Les JO 2024 à Paris seront les premiers Jeux de l’histoire à atteindre une parité totale entre les hommes et les femmes, une avancée pour les femmes, mais est-ce représentatif de la réalité du sport aujourd’hui ?
Par Ana Robert. Publié le 08/07/2024
Un combat mené depuis de nombreuses années
Le combat pour la parité a été un long parcours semé d’embûches pour les femmes.
En 1900, à Paris, les Jeux Olympiques se sont ouverts pour la première fois aux femmes. Elles étaient à l’époque 22 sur les 997 athlètes participants (2 %) et n’avaient accès qu’aux épreuves de tennis et de golf. Par la suite d’autres sports ont été ouverts aux femmes comme le tir à l’arc, le patinage artistique et la natation.
En 1920, pour les JO d’Anvers, face au refus du Baron de Coubertin d’inclure des épreuves féminines d’athlétisme aux Jeux, la Fédération des sociétés féminines sportives de France, fondée en 1917 et dirigée par Alice Milliat, décide d’organiser en 1921 les premiers jeux mondiaux féminins d’athlétisme à Monte Carlo. La même année est créée la Fédération sportive féminine internationale (FSFI) dont Alice Milliat prend aussi la direction. Devant le grand succès des Jeux Mondiaux Féminins de 1926, le comité Olympiques cède et accepte d’inclure l’athlétisme féminin lors des prochains Jeux.

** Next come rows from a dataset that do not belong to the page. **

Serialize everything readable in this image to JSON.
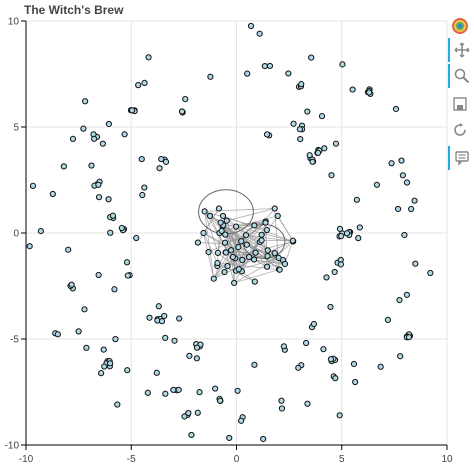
{
  "chart_data": {
    "type": "network-graph",
    "title": "The Witch's Brew",
    "xlabel": "",
    "ylabel": "",
    "xlim": [
      -10,
      10
    ],
    "ylim": [
      -10,
      10
    ],
    "xticks": [
      "-10",
      "-5",
      "0",
      "5",
      "10"
    ],
    "yticks": [
      "-10",
      "-5",
      "0",
      "5",
      "10"
    ],
    "grid": true,
    "node_color": "#add8e6",
    "node_outline": "#111111",
    "edge_color": "#999999",
    "center_node_count": 60,
    "outer_ring_node_count": 210,
    "radial_extent_max": 10
  },
  "toolbar": {
    "items": [
      {
        "name": "bokeh-logo-icon",
        "active": false
      },
      {
        "name": "pan-icon",
        "active": true
      },
      {
        "name": "wheel-zoom-icon",
        "active": true
      },
      {
        "name": "save-icon",
        "active": false
      },
      {
        "name": "reset-icon",
        "active": false
      },
      {
        "name": "hover-icon",
        "active": true
      }
    ]
  }
}
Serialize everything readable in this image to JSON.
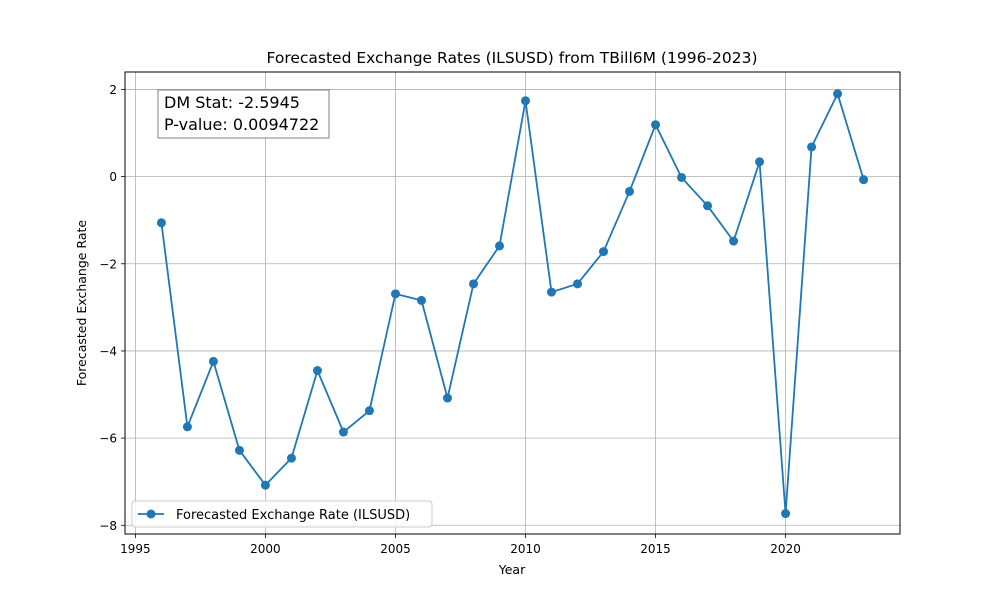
{
  "chart_data": {
    "type": "line",
    "title": "Forecasted Exchange Rates (ILSUSD) from TBill6M (1996-2023)",
    "xlabel": "Year",
    "ylabel": "Forecasted Exchange Rate",
    "xlim": [
      1994.6,
      2024.4
    ],
    "ylim": [
      -8.2,
      2.4
    ],
    "xticks": [
      1995,
      2000,
      2005,
      2010,
      2015,
      2020
    ],
    "yticks": [
      -8,
      -6,
      -4,
      -2,
      0,
      2
    ],
    "grid": true,
    "legend_position": "lower-left",
    "series": [
      {
        "name": "Forecasted Exchange Rate (ILSUSD)",
        "color": "#1f77b4",
        "marker": "circle",
        "x": [
          1996,
          1997,
          1998,
          1999,
          2000,
          2001,
          2002,
          2003,
          2004,
          2005,
          2006,
          2007,
          2008,
          2009,
          2010,
          2011,
          2012,
          2013,
          2014,
          2015,
          2016,
          2017,
          2018,
          2019,
          2020,
          2021,
          2022,
          2023
        ],
        "y": [
          -1.06,
          -5.74,
          -4.24,
          -6.28,
          -7.08,
          -6.46,
          -4.45,
          -5.86,
          -5.37,
          -2.69,
          -2.84,
          -5.08,
          -2.46,
          -1.59,
          1.74,
          -2.65,
          -2.46,
          -1.72,
          -0.34,
          1.19,
          -0.02,
          -0.67,
          -1.48,
          0.34,
          -7.73,
          0.68,
          1.9,
          -0.07
        ]
      }
    ],
    "annotation": {
      "line1": "DM Stat: -2.5945",
      "line2": "P-value: 0.0094722"
    }
  }
}
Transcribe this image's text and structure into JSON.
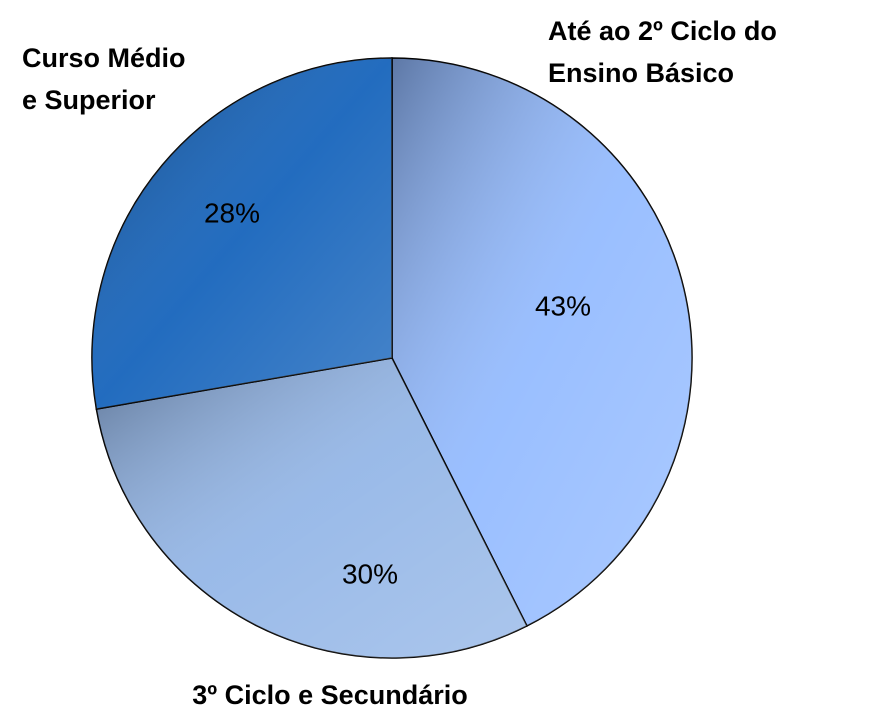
{
  "chart_data": {
    "type": "pie",
    "categories": [
      "Até ao 2º Ciclo do\nEnsino Básico",
      "3º Ciclo e Secundário",
      "Curso Médio\ne Superior"
    ],
    "values": [
      43,
      30,
      28
    ],
    "value_labels": [
      "43%",
      "30%",
      "28%"
    ],
    "colors": [
      "#8fb8ff",
      "#8fb3e6",
      "#0a5cb8"
    ]
  }
}
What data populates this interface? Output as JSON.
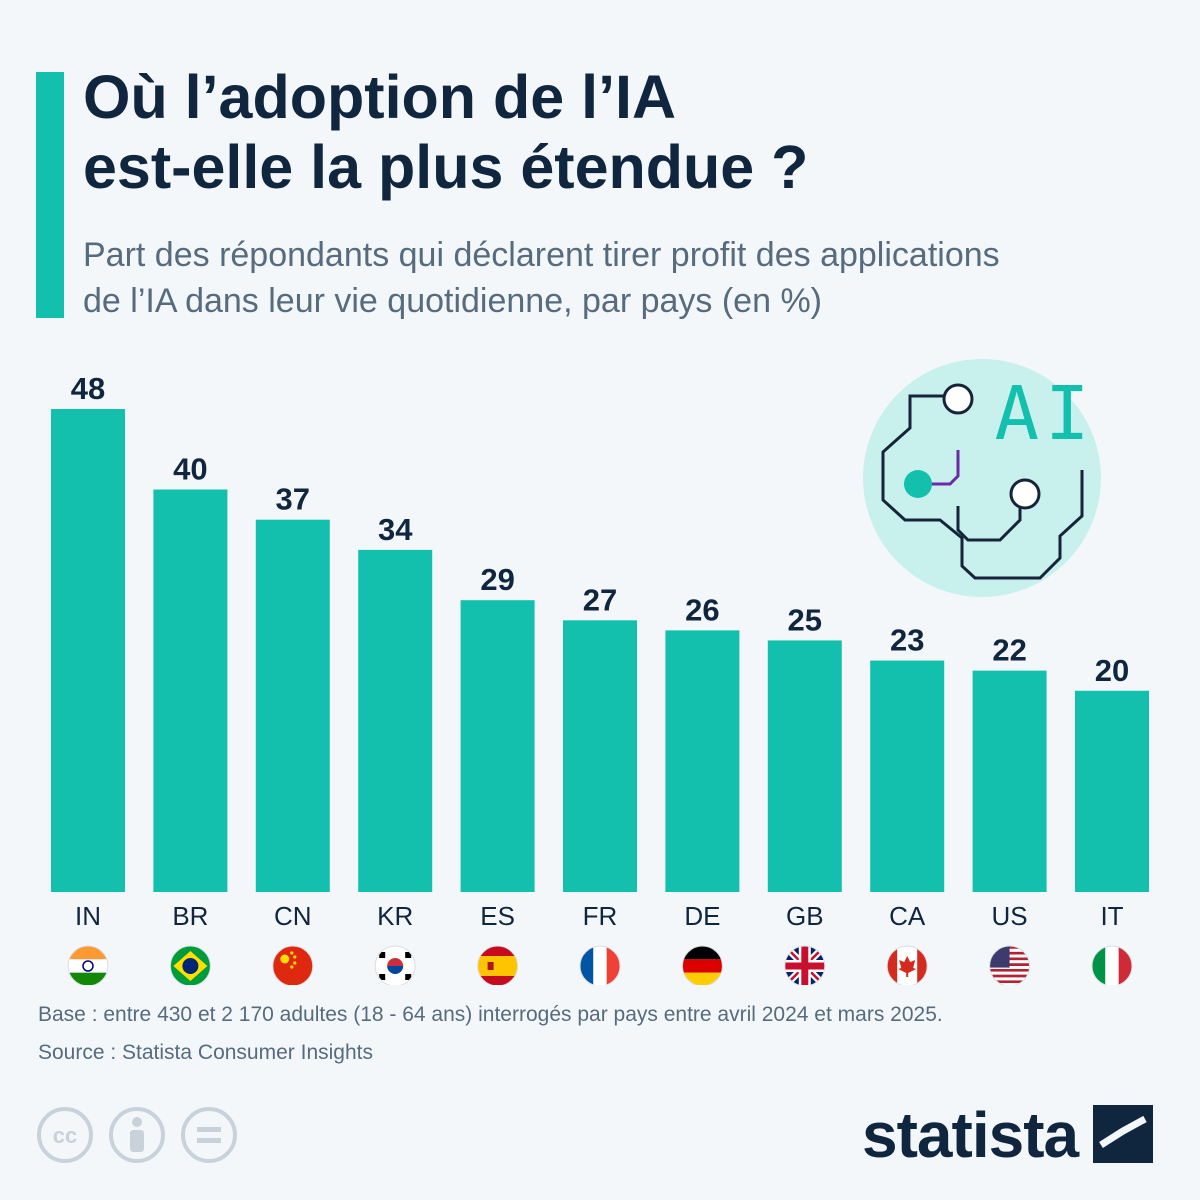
{
  "header": {
    "title_line1": "Où l’adoption de l’IA",
    "title_line2": "est-elle la plus étendue ?",
    "subtitle_line1": "Part des répondants qui déclarent tirer profit des applications",
    "subtitle_line2": "de l’IA dans leur vie quotidienne, par pays (en %)"
  },
  "chart_data": {
    "type": "bar",
    "categories": [
      "IN",
      "BR",
      "CN",
      "KR",
      "ES",
      "FR",
      "DE",
      "GB",
      "CA",
      "US",
      "IT"
    ],
    "values": [
      48,
      40,
      37,
      34,
      29,
      27,
      26,
      25,
      23,
      22,
      20
    ],
    "ylim": [
      0,
      48
    ],
    "grid": false,
    "bar_color": "#13c0ad",
    "label_color": "#10263f"
  },
  "illustration": {
    "label": "AI",
    "icon": "ai-circuit-icon"
  },
  "footer": {
    "base": "Base : entre 430 et 2 170 adultes (18 - 64 ans) interrogés par pays entre avril 2024 et mars 2025.",
    "source": "Source : Statista Consumer Insights"
  },
  "brand": {
    "name": "statista"
  },
  "license_icons": [
    "cc-icon",
    "attribution-icon",
    "no-derivatives-icon"
  ]
}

En 1928, à Amsterdam, cinq épreuves féminines d’athlétisme sont introduites. Les années suivantes, la progression de la participation des femmes aux JO continuera d’augmenter, si bien qu’elles ont représenté 13 % des participants aux JO de Tokyo en 1964, 23 % à Los Angeles en 1984, 44 % à Londres en 2012 et enfin, 50 % à Paris en 2024.

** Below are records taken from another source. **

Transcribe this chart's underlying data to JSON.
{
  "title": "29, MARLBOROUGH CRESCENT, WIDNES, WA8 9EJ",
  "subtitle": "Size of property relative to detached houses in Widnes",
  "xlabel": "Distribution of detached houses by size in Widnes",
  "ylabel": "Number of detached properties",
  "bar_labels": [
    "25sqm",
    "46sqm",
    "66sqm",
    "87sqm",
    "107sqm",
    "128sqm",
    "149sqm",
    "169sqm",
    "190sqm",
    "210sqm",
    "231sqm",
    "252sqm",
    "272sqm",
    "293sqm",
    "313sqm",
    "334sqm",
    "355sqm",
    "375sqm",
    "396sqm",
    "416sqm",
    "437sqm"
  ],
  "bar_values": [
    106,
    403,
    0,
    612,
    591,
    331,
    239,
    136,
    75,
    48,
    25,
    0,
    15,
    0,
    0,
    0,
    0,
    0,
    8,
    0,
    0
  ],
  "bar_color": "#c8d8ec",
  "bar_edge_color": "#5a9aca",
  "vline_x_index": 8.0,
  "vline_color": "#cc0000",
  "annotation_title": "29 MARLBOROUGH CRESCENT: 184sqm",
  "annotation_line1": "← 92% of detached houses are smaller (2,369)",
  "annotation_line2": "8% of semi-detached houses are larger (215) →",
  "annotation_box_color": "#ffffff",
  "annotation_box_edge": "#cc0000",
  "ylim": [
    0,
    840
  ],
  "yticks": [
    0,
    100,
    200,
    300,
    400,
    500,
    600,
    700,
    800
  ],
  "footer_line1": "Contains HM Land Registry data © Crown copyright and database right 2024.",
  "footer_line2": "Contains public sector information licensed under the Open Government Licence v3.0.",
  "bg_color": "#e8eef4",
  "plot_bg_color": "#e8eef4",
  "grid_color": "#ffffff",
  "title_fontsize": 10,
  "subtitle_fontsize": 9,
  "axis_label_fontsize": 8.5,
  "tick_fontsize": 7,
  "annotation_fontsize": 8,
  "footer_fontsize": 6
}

Après toutes ces années de batailles acharnées, la parité est enfin atteinte. Toutefois, elle semble avoir ses limites, car de nombreuses inégalités subsistent encore dans le milieu sportif.
Une parité imparfaite et controversée
En effet, malgré cette belle évolution en faveur de l’égalité homme-femme, la parité instaurée aux JO 2024 n’est pas représentative du milieu sportif aujourd’hui.
De fait, en France, les femmes ne sont que 32,8 % licenciées dans les fédérations olympiques. Cette non-parité ne pouvant plus se justifier par des politiques d’exclusions, pourrait se justifier par une inégalité de traitement et de reconnaissance ainsi que des environnements malsains où les filles et femmes subissent des allusions et actions sexistes. Par exemple, certains clubs sportifs ne proposent pas de sections féminines, ou alors dans un contexte contraint ( manque d’équipement, de budget, d’encadrement…).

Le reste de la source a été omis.